Cajamarca. La pileta que fue restaurada durante meses de minucioso trabajo por el maestro restaurador Segundo Calhua Herrera y su equipo de la Escuela Taller San Antonio, con un gasto aproximado de 50,000 soles entre materiales y mano de obra, se vio comprometido en cuestión de segundos por decisiones improvisadas de la Gerencia de Turismo de la Municipalidad Provincial de Cajamarca, bajo la dirección del actual gerente Fernando Silva.
Según información de primera mano, se colocó un árbol de Navidad sobre la pileta ornamental de la casona Miguel Espinach, ubicada en el patio central del centro cultural que lleva su nombre. La acción afectó directamente la cerámica restaurada con técnicas especializadas, poniendo en riesgo la integridad de un patrimonio histórico que data del siglo XVIII.
“Todo el trabajo que tomó meses, ahora podría perderse en horas.

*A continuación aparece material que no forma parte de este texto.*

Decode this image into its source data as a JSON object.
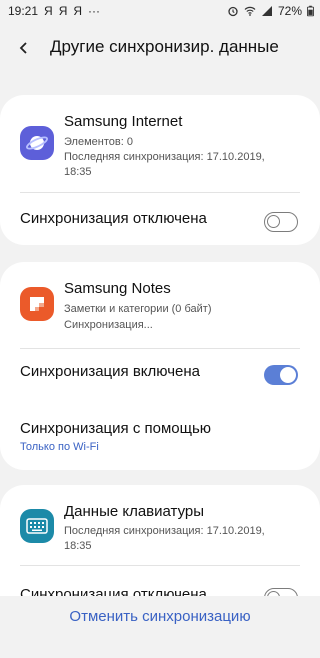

Esto debió cuidarse con la debida planificación”, señaló un restaurador vinculado al proyecto.
La pileta es parte del conjunto arquitectónico de la casona Espinach, que fue adaptada como Centro Cultural Municipal Miguel Espinach. La restauración de 2022 incluyó reparación de estructuras de hierro, limpieza de piezas cerámicas y medidas de protección como bolardos para evitar daños. Con un presupuesto superior a 30,000 soles, estimado en más de 50,000 soles considerando materiales y supervisión, representa una inversión significativa en la preservación del patrimonio cajamarquino.
El contraste entre el tiempo invertido por Calhua y su equipo y la acción reciente es brutal: en meses se restauró, y en segundos la negligencia lo puso en peligro. La ciudadanía exige a la municipalidad una explicación inmediata y medidas para proteger de manera definitiva este patrimonio histórico.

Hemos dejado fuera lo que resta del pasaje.